Last modified: 2013-04-15 14:51:13 UTC
Take a look at: http://en.wikipedia.org/wiki/Wikipedia:Village_pump_(technical)#Sudden_drop_in_pageviews For at least two separate, unrelated Wikipedia pages, the reported number of pageviews abruptly dropped by more than 75% near the end of March, 2013, and has not recovered. Simple investigations have failed to find a cause.

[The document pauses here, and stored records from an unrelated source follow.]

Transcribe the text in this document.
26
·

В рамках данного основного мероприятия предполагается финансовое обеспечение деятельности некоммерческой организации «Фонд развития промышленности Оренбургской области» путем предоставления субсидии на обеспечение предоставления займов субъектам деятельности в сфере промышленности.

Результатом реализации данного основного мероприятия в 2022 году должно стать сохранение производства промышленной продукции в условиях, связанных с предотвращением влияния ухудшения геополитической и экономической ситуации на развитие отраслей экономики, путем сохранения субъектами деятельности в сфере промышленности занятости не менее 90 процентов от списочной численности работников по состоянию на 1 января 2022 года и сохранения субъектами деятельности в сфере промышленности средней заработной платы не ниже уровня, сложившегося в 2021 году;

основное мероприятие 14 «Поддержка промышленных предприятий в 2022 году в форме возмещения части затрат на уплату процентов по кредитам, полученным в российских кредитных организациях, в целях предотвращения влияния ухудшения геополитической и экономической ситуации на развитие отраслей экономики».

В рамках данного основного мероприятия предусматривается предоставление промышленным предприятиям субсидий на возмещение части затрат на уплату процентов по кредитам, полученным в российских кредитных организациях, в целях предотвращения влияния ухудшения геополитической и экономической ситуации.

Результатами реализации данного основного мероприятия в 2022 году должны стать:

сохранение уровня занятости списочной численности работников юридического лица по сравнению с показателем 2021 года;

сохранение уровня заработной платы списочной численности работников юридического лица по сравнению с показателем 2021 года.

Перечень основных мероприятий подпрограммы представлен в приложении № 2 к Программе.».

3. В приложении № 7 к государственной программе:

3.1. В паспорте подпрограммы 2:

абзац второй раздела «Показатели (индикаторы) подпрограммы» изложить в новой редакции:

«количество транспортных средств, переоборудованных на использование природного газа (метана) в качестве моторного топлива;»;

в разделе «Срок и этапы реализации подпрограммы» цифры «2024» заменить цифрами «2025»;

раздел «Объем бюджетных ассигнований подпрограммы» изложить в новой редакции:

Hi David, Could you please elaborate on the investigations that were conducted? I read the Village Pump page but it does not mention any investigation. Thanks! Diederik
I posted the following explanation on the Village Pump (http://en.wikipedia.org/wiki/Wikipedia:Village_pump_(technical)#Sudden_drop_in_pageviews): Explanation: On March 25th, the Analytics Team removed SSL traffic from the udp2log stream of webrequests. This webrequest stream is consumed by webstatscollector, the tool that generates the data that is presented by stats.grok.se. The reason we removed SSL traffic was twofold: * Each logline is tagged with a unique number that allows us to see how much loglines we lose (aka packetloss); this numbering system was not working for SSL traffic and hence our packetloss monitoring was inadequate. You can see a nice drop in packetloss reporting as a result of this fix. * SSL traffic actually generates two hits in our log files, once when it hits the SSL server (nginx) and the second time when it hits the cache server (squid). Webstatscollector was not deduplicating these numbers and so actually the drop in pageviews that we are seeing means that we have gone back to the actual pageview count. So removing SSL traffic from the main webrequest stream was the cause of this drop but it did not introduce a bug, it actually fixed an unknown bug of overreporting SSL generated pageviews. Thanks to Wikid77 who got me thinking about the SSL cause in the first place. Potential Next Steps: # WMF only recently started to enable SSL traffic so it would be interesting to see if we can find a sudden spike in pageviews for this article. # We can try to get Google link to the non-SSL page; it should not impact the numbers anymore but WMF's infrastructure is not quite ready for handling massive volumes of SSL traffic for anonymous readers.